El hombre del que no supe hasta su muerte, ha sido enterrado “entre cuatro zopilotes y un ratón de sacristán”, como dice esa canción mexicana cuyo título no merecería el finado, aunque los que donaron para su tortura así lo piensen.

“En Nantes, cerca de Niza”, dicen las noticias, los streamers Owen y Safine acompañaron a la tumba al cuerpo que tantas veces golpearon, empujaron, dispararon y maltrataron. Lo hicieron entre lágrimas y caras de dolor. Tal compasión jamás les brotó cuando le volcaban cubos con vómito, agua sucia, o pintura, ni cuando le ahogaban o le propinaban patadas voladora a la silla sobre la que estaba sentado ese pobre hombre al que ahora llaman “amigo”. El sepelio lo han financiado Drake y Adin Ross, otros dos personajes que se beneficiaron del tormento del hombre al que me refiero.

No sorprenderá a nadie que esos cuatro zopilotes lleven a enterrar a su víctima a la que trataron como niños crueles a un insecto. “Ya murió la cucaracha, ya la llevan a enterrar”. Se me venía a la cabeza esta canción cuando veía las fotos y los vídeos del funeral al que la familia de Jean Pormanove (es decir, su madre) invitó a sesenta canallas y “un ratón de sacristán”, que cantaba Lydia Mendoza.
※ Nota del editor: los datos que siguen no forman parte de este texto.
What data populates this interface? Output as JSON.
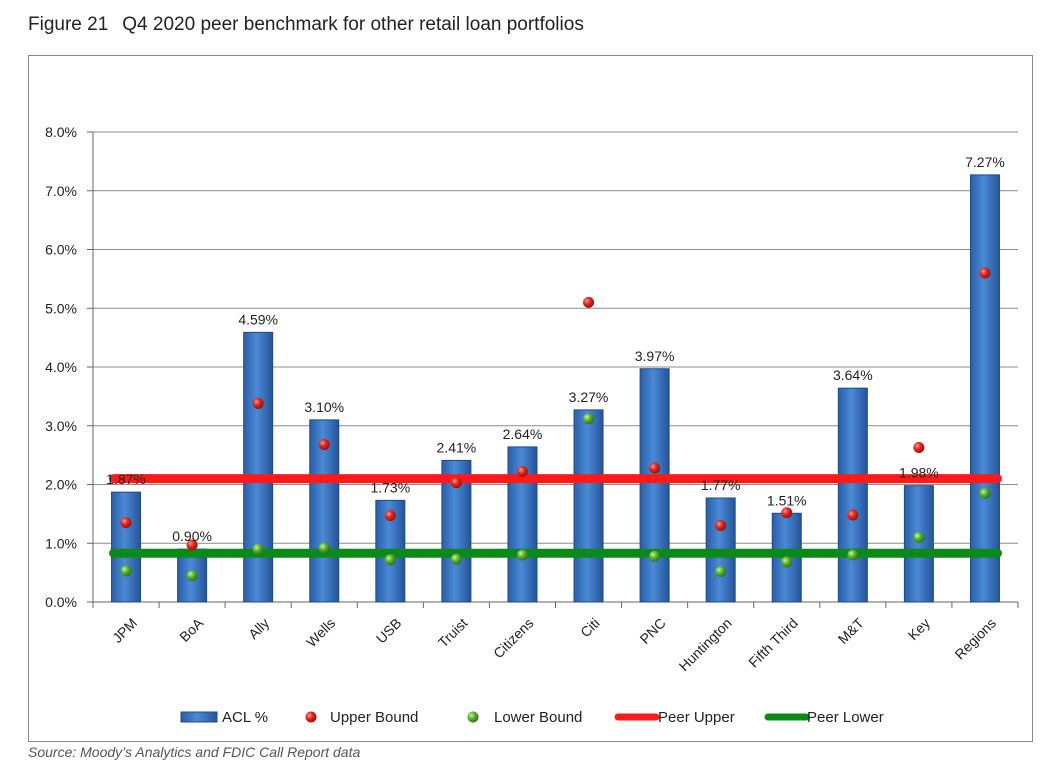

Sesenta canallas y una mujer, Jöelle, de quien se reían en directo pocas horas antes de morir el reo. Jöelle, en cuyo rostro se lee una vida más bien desgraciada, era la madre de Pormanove, y por algún motivo, por algún cheque, alguna transferencia, cambió de opinión sobre los zopilotes (a los que aquí llamamos buitres, por si se lo están preguntando).

Cuánto necesitaría ese dinero para llegar a decir que el calvario de su hijo fue algo divertido, consensuado, banal. Un accidente tonto, un peaje por la diversión y felicidad (sic) que ha llevado a tantos hogares de niñatos sin alma ni vergüenza. No seré yo quien juzgue a esa mujer. Seguiré escuchando a Mendoza, esperando a que la justicia francesa actúe no solo contra Kick (cosa que ha hecho) sino contra todos los que estaban allí, todos los que contribuyeron, y todos los que permitieron la tortura hasta la muerte de un hombre cuyo único delito fue ser pobre, solitario, y discapacitado.